Trotz allem, werde viele Singles von der Gesellschaft ständig als arme, einsame, verstoßene und ungeliebte Menschen angesehen. Umso mehr ein Single versucht, anderen diese bewusste Entscheidung klar zu machen, umso mehr wird er bemitleidet. Redet man nicht darüber, heißt es „Du musst doch mal über deine Probleme reden können. Es muss doch jemanden geben….“ Es ist ein ewiger Teufelskreis! Wenn man zu allem „Übel“ noch gehandicapt ist, wird es richtig schwierig.

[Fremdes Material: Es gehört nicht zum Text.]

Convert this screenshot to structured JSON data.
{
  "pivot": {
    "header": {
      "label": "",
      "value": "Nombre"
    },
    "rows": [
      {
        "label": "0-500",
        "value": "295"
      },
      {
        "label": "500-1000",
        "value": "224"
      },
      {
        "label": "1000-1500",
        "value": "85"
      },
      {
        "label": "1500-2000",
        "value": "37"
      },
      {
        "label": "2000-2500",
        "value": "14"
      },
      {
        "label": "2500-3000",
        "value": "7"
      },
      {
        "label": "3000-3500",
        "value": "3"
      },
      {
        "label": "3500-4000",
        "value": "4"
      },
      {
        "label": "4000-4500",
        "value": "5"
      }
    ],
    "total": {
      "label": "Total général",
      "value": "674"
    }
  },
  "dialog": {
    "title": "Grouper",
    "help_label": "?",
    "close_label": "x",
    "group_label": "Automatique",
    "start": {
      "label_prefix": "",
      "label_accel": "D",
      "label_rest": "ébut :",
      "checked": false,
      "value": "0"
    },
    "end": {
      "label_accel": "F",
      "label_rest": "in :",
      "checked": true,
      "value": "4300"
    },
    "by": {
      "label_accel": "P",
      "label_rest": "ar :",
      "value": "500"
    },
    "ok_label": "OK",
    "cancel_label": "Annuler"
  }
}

Ich weiß nicht welches Vöglein gezwitschert hat, dass wir Rollstuhlfahrer alle unbedingt eine Beziehung haben wollen. So viele Menschen, denen ich erzähle, dass ich mich bewusst für ein Single-Leben entschieden habe, verstehen das komplett falsch. Meistens läuft es immer auf das Eine hinaus. Nicht das, was ihr jetzt denkt, sondern auf so was, wie: „Ach Süße, nur weil Du behindert bist, heißt es ja nicht, dass Dich niemand als Freundin haben will.“ Letztendlich wird alles darauf reduziert. „Ach du kannst dir keine Namen merken? Das liegt bestimmt an deiner Behinderung. Du hast immer noch kein Pikachu gefangen? Das liegt bestimmt an deiner Behinderung…“ Schade, dass man sich mit virtuellen Pokebällen kein Verstand fangen kann.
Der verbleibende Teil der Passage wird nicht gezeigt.